On the third window, ssh to eecs489p3.engin.umich.edu, change to your working directory for this lab, run peer with the following command line argument (replacing the port number with the one from the first item above):
p3% ./peer -p p1:43945
It should print to screen (with different port numbers):
Connected to peer p1:43945 This peer address is eecs489p3.engin.umich.edu:48141 Received ack from p1:43945 which is peered with: p2:56535
Meanwhile, on the first window, you should see the following additional line printed to screen:
Connected from peer p3:48141

On the fourth window, ssh to eecs489p4.engin.umich.edu, change to your working directory for this lab, run peer with the following command line argument (replacing the port number with the one from the first item above):
p4% ./peer -p p1:43945
It should print to screen (with different port numbers):
Connected to peer p1:43945 This peer address is eecs489p4.engin.umich.edu:40231 Received ack from p1:43945 which is peered with: p2:56535 Join redirected, try to connect to the peer above.
Meanwhile, on the first window, you should see the following additional line printed to screen:
Peer table full: p4:40231 redirected

Staying on the fourth window, run peer again with the following command line argument (replacing the port number with the one from the fourth item above):
p4% ./peer -p p2:56535
It should print to screen (with different port numbers):
Connected to peer p2:56535 This peer address is eecs489p4.engin.umich.edu:50095 Received ack from p2:56535 which is peered with: p1:43945
Meanwhile, on the second window, on eecs489p2, you should see the following additional line printed to screen:
Connected from peer p4:50095

That ends our sample test scenario and you can quit all four peers.
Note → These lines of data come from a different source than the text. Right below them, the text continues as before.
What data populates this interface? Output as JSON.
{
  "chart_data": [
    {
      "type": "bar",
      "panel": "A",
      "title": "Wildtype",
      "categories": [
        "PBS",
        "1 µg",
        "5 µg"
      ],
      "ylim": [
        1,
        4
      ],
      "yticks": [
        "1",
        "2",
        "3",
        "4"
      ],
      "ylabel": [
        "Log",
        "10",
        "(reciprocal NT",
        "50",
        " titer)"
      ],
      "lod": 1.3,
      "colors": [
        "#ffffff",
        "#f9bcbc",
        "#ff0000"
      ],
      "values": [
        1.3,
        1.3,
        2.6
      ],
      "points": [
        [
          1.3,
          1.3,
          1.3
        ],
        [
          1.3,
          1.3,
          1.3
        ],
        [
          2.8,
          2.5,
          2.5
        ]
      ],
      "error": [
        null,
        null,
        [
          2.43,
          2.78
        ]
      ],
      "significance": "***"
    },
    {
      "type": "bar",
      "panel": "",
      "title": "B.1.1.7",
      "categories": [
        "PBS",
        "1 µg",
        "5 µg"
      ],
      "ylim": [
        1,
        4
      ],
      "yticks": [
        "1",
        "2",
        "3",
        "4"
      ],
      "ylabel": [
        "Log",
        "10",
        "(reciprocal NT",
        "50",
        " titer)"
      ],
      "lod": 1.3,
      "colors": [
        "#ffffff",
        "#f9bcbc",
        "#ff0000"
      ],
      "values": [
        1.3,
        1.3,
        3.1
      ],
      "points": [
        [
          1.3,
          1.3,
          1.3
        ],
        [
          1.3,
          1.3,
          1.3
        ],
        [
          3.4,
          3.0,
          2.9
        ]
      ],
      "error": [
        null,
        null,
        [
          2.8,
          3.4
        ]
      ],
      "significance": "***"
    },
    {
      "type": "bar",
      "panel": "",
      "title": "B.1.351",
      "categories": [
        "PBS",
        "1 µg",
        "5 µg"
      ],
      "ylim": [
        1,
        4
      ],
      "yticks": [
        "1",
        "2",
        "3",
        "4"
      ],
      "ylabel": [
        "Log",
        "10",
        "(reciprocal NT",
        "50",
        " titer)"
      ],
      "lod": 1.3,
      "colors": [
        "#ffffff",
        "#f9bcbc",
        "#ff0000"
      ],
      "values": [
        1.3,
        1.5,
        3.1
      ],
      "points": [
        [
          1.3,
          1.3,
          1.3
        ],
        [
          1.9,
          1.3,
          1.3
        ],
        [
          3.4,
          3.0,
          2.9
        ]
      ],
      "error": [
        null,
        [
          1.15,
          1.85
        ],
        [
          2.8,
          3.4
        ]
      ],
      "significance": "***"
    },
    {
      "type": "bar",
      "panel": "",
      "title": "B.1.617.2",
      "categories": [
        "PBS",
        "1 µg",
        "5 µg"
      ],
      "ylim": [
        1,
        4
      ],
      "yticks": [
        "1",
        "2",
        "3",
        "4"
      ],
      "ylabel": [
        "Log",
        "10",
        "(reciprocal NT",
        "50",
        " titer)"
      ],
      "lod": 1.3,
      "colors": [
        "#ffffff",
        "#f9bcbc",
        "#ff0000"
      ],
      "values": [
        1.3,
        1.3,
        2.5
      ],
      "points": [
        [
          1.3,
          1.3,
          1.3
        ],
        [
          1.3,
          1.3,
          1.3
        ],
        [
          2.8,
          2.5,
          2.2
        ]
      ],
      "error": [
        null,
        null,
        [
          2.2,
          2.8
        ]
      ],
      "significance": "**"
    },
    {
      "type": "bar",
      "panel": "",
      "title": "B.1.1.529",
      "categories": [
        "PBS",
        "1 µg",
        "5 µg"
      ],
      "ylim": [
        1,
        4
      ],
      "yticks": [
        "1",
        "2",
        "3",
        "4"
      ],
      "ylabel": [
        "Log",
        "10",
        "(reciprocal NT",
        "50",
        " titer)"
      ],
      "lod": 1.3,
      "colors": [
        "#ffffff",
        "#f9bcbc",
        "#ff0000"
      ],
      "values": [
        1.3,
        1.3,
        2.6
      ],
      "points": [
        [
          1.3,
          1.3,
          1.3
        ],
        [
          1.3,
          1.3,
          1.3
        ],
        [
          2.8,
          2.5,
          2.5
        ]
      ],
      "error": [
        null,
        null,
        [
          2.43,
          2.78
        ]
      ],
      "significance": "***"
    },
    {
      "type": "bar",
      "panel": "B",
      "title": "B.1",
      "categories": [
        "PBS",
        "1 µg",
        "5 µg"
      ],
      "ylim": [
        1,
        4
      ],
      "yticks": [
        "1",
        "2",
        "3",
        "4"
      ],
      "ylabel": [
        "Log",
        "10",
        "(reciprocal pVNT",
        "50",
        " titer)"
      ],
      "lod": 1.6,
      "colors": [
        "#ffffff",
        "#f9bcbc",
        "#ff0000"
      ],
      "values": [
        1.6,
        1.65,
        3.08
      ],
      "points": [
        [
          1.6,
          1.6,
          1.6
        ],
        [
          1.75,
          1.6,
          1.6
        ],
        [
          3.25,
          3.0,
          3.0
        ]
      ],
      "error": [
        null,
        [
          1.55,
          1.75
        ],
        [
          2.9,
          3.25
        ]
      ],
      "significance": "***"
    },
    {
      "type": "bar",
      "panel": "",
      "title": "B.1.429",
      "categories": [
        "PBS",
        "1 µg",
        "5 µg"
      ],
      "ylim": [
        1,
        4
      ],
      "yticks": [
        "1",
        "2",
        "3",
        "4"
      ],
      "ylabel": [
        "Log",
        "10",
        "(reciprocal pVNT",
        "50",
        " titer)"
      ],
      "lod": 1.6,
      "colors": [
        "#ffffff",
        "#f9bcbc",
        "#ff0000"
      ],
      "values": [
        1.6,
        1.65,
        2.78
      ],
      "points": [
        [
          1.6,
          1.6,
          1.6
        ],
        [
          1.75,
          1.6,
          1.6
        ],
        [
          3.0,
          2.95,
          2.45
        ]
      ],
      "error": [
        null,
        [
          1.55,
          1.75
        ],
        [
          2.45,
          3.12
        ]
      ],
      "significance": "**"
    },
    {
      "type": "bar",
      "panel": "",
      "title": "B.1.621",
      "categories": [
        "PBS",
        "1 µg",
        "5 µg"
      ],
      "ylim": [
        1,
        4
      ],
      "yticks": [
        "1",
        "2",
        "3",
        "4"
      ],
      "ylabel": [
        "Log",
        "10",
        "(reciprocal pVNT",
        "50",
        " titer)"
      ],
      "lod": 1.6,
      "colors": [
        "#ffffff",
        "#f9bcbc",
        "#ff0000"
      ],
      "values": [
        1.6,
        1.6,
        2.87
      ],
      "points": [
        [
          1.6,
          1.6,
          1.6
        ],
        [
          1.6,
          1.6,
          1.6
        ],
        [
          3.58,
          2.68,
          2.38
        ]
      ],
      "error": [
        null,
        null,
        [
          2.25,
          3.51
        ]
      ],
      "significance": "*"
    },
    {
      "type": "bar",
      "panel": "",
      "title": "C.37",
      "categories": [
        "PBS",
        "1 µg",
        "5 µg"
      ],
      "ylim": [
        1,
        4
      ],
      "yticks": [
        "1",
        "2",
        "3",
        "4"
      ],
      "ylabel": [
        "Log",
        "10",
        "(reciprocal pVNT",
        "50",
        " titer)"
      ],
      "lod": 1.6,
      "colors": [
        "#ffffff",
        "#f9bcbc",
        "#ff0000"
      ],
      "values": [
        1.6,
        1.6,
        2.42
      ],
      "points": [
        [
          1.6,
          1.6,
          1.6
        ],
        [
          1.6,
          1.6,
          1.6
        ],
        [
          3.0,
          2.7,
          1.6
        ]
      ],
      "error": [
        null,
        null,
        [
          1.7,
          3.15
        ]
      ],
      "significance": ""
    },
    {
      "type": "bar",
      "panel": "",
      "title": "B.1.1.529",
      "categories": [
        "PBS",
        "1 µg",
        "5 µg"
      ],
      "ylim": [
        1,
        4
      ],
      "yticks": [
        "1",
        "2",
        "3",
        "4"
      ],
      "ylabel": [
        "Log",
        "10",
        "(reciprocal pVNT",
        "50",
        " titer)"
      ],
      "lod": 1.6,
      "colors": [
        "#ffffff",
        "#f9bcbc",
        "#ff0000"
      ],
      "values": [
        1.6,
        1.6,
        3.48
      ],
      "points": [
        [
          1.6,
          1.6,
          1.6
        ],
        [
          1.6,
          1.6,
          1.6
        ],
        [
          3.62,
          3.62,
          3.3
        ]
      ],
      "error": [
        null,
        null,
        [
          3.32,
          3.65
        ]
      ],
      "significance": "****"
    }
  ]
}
The above is a very simple test case to check that your peers are communicating with each other. You should further test your p2p network with other test cases of your own. Recall that a peer is not required to accept another peer if its partner departs.

Submission Instructions

As with Lab 1, to incorporate publicly available code in your solution is considered cheating in this course. To pass off the implementation of an algorithm as that of another is also considered cheating. If you can not implement a required algorithm, you must inform the teaching staff when turning in your assignment.

Do NOT use any libraries or compiler options that are not already used in the provided Makefile. Doing so would likely make your code not portable and if we can't compile your code, you will be heavily penalized. Test your compilation on CAEN eecs489 hosts! Your submission must compile and run without errors on CAEN eecs489 hosts using the provided Makefile, unmodified.

Your "Lab2 files" comprises your peer.cpp and socks.cpp files and, if modified, peer.h.

To turn in your Lab2, upload a zipped or gzipped tarball of your Lab2 files to the CTools Drop Box. Keep your own backup copy! The timestamp on your uploaded file is your time of submission. If this is past the deadline, your submission will be considered late. You are allowed multiple "submissions" without late-policy implications as long as you respect the deadline. We highly recommend that you use a private third party repository such as github or M+Box or Dropbox to keep the back up copy of your submission. Local timestamps can be easily altered and cannot be used to establish your files' last modification times (-10 points). Be careful to use only third-party repository that allows for private access. To put your code in publicly accessible third-party repository is an Honor Code violation.

Turn in ONLY the files you have modified. Do not turn in support code we provided that you haven't modified (-4 points). Do not turn in any binary files (object, executable, dll, library, or image files) with your assignment (-4 points). Your code must not require other external libraries or header files other than the ones listed in the Makefile (-10 points).

Do remove all printf()'s or cout's and cerr's and any other logging statements you've added for debugging purposes. You should debug using a debugger, not with printf()'s. If we can't understand the output of your code, you will get zero point.